Des urines normales doivent avoir un aspect clair, limpide, une couleur claire et une quantité allant de 1,5 à 2 litres par jour.

Dans quels cas mesurer la diurèse ?

La mesure de la diurèse est un élément d’évaluation de la fonction rénale du patient. Cette évaluation vise plusieurs objectifs :

  • établir un diagnostic : diabète insipide, insuffisance rénale… ;
  • établir un bilan hydrique : sonde vésicale, déshydratation… ;
  • suivre l’évolution d’une maladie : œdèmes, troubles mictionnels, pathologie rénale, pathologie cardiaque, évolution du diabète, etc. ;
  • réaliser un bilan des entrées et des sorties ;
  • évaluer la pertinence d’un traitement : diurétique, hypotenseur ;
  • réaliser un examen urinaire : ECBU.

Diurèse : quelles sont les anomalies possibles ?

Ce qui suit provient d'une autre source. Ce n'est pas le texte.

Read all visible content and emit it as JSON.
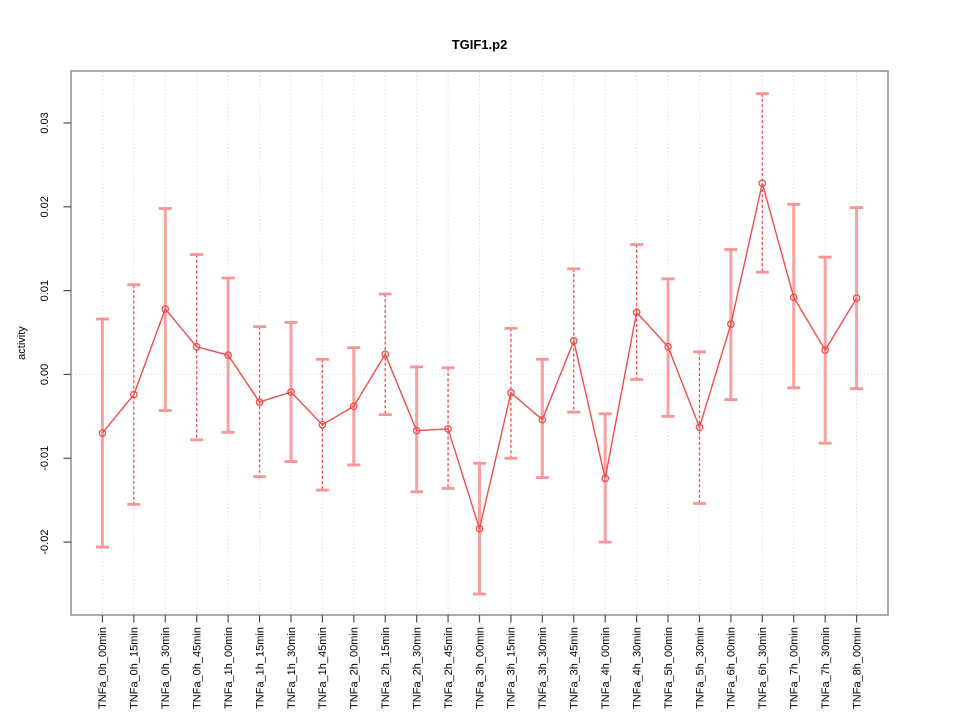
{
  "window": {
    "background": "#ffffff"
  },
  "chart_data": {
    "type": "line",
    "title": "TGIF1.p2",
    "xlabel": "",
    "ylabel": "activity",
    "ylim": [
      -0.0287,
      0.0362
    ],
    "yticks": [
      -0.02,
      -0.01,
      0.0,
      0.01,
      0.02,
      0.03
    ],
    "ytick_labels": [
      "-0.02",
      "-0.01",
      "0.00",
      "0.01",
      "0.02",
      "0.03"
    ],
    "grid": "vertical dotted gridline at every category; dotted horizontal reference line at y=0; no legend",
    "legend_position": "none",
    "marker": "open-circle",
    "error_bars": true,
    "colors": {
      "series": "#ef4e4c",
      "bar_solid": "#f8a1a1",
      "bar_dashed": "#e85052",
      "cap": "#f79595",
      "grid": "#d4d4d4",
      "zero_line": "#d8d8d8",
      "box": "#949494",
      "tick": "#4d4d4d",
      "text": "#000000"
    },
    "categories": [
      "TNFa_0h_00min",
      "TNFa_0h_15min",
      "TNFa_0h_30min",
      "TNFa_0h_45min",
      "TNFa_1h_00min",
      "TNFa_1h_15min",
      "TNFa_1h_30min",
      "TNFa_1h_45min",
      "TNFa_2h_00min",
      "TNFa_2h_15min",
      "TNFa_2h_30min",
      "TNFa_2h_45min",
      "TNFa_3h_00min",
      "TNFa_3h_15min",
      "TNFa_3h_30min",
      "TNFa_3h_45min",
      "TNFa_4h_00min",
      "TNFa_4h_30min",
      "TNFa_5h_00min",
      "TNFa_5h_30min",
      "TNFa_6h_00min",
      "TNFa_6h_30min",
      "TNFa_7h_00min",
      "TNFa_7h_30min",
      "TNFa_8h_00min"
    ],
    "points": [
      {
        "label": "TNFa_0h_00min",
        "value": -0.007,
        "lo": -0.0206,
        "hi": 0.0066,
        "bar": "solid"
      },
      {
        "label": "TNFa_0h_15min",
        "value": -0.0024,
        "lo": -0.0155,
        "hi": 0.0107,
        "bar": "dashed"
      },
      {
        "label": "TNFa_0h_30min",
        "value": 0.0078,
        "lo": -0.0043,
        "hi": 0.0198,
        "bar": "solid"
      },
      {
        "label": "TNFa_0h_45min",
        "value": 0.0033,
        "lo": -0.0078,
        "hi": 0.0143,
        "bar": "dashed"
      },
      {
        "label": "TNFa_1h_00min",
        "value": 0.0023,
        "lo": -0.0069,
        "hi": 0.0115,
        "bar": "solid"
      },
      {
        "label": "TNFa_1h_15min",
        "value": -0.0033,
        "lo": -0.0122,
        "hi": 0.0057,
        "bar": "dashed"
      },
      {
        "label": "TNFa_1h_30min",
        "value": -0.0021,
        "lo": -0.0104,
        "hi": 0.0062,
        "bar": "solid"
      },
      {
        "label": "TNFa_1h_45min",
        "value": -0.006,
        "lo": -0.0138,
        "hi": 0.0018,
        "bar": "dashed"
      },
      {
        "label": "TNFa_2h_00min",
        "value": -0.0038,
        "lo": -0.0108,
        "hi": 0.0032,
        "bar": "solid"
      },
      {
        "label": "TNFa_2h_15min",
        "value": 0.0024,
        "lo": -0.0048,
        "hi": 0.0096,
        "bar": "dashed"
      },
      {
        "label": "TNFa_2h_30min",
        "value": -0.0067,
        "lo": -0.014,
        "hi": 0.0009,
        "bar": "solid"
      },
      {
        "label": "TNFa_2h_45min",
        "value": -0.0065,
        "lo": -0.0136,
        "hi": 0.0008,
        "bar": "dashed"
      },
      {
        "label": "TNFa_3h_00min",
        "value": -0.0184,
        "lo": -0.0262,
        "hi": -0.0106,
        "bar": "solid"
      },
      {
        "label": "TNFa_3h_15min",
        "value": -0.0022,
        "lo": -0.01,
        "hi": 0.0055,
        "bar": "dashed"
      },
      {
        "label": "TNFa_3h_30min",
        "value": -0.0054,
        "lo": -0.0123,
        "hi": 0.0018,
        "bar": "solid"
      },
      {
        "label": "TNFa_3h_45min",
        "value": 0.004,
        "lo": -0.0045,
        "hi": 0.0126,
        "bar": "dashed"
      },
      {
        "label": "TNFa_4h_00min",
        "value": -0.0124,
        "lo": -0.02,
        "hi": -0.0047,
        "bar": "solid"
      },
      {
        "label": "TNFa_4h_30min",
        "value": 0.0074,
        "lo": -0.0006,
        "hi": 0.0155,
        "bar": "dashed"
      },
      {
        "label": "TNFa_5h_00min",
        "value": 0.0033,
        "lo": -0.005,
        "hi": 0.0114,
        "bar": "solid"
      },
      {
        "label": "TNFa_5h_30min",
        "value": -0.0063,
        "lo": -0.0154,
        "hi": 0.0027,
        "bar": "dashed"
      },
      {
        "label": "TNFa_6h_00min",
        "value": 0.006,
        "lo": -0.003,
        "hi": 0.0149,
        "bar": "solid"
      },
      {
        "label": "TNFa_6h_30min",
        "value": 0.0228,
        "lo": 0.0122,
        "hi": 0.0335,
        "bar": "dashed"
      },
      {
        "label": "TNFa_7h_00min",
        "value": 0.0092,
        "lo": -0.0016,
        "hi": 0.0203,
        "bar": "solid"
      },
      {
        "label": "TNFa_7h_30min",
        "value": 0.0029,
        "lo": -0.0082,
        "hi": 0.014,
        "bar": "solid"
      },
      {
        "label": "TNFa_8h_00min",
        "value": 0.0091,
        "lo": -0.0017,
        "hi": 0.0199,
        "bar": "solid"
      }
    ]
  }
}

Les urines lorsqu'elles ont les caractéristiques suivantes, sont le signe d'une anomalie :

  • Une couleur brun acajou des urines peut être le témoin d’un ictère (jaunisse).
  • L’hématurie : cela correspond à la teinte des urines en rose ou rouge par des traces de sang. Dans ce cas, il faut noter s’il y a ou non présence de caillots. Enfin, les urines peuvent être troubles, ce qui témoigne de la présence de leucocytes et de bactéries.
  • La dysurie : c'est une difficulté d’émission des urines. Il peut s’agir d’une faiblesse du jet, d’une attente du jet avec nécessité de pousser pour déclencher la miction, d’une diminution du volume, d’un jet saccadé, de gouttes sporadiques, ou de la sensation d’avoir incomplètement vidé sa vessie.
  • La polyurie : elle désigne l’augmentation du volume urinaire. Elle correspond à un débit supérieur à 3 L par 24 h. Elle peut être consécutive à un apport hydrique trop important (prise de boissons en grande quantité), à un trouble de la sécrétion d’hormone antidiurétique ou à un diabète non équilibré avec une présence anormale de sucre dans le sang.
  • La pollakiurie : c'est l'augmentation de la fréquence des mictions avec des urines peu abondantes, donc sans augmentation de la diurèse.
  • L’oligurie : c'est la diminution du volume des urines (diurèse inférieur à 500 millilitres).
  • L’anurie est l’arrêt total de la sécrétion d’urine (moins de 100 mL par 24 h).

Comment se déroule l'examen d'une diurèse ?

La mesure de la diurèse lorsqu'on soupçonne une pathologie associée (insuffisance rénale aiguë ou chronique, diabète, etc.) se déroule de la façon suivante :

  • on demande au patient d’uriner et de jeter les premières urines ;
  • à partir de ce moment, on peut commencer le recueil (en notant l’heure de début du recueil) ;
  • on recueille les urines dans un bocal gradué nominatif ;
  • au bout de 24 heures, on note la quantité d’urines recueillies et on procède à l'examen.

Si certains symptômes persistent (difficultés à uriner, urines abondantes, etc.), consultez votre médecin et ne laissez pas traîner ces symptômes qui peuvent être sources de complications si on ne les traite pas.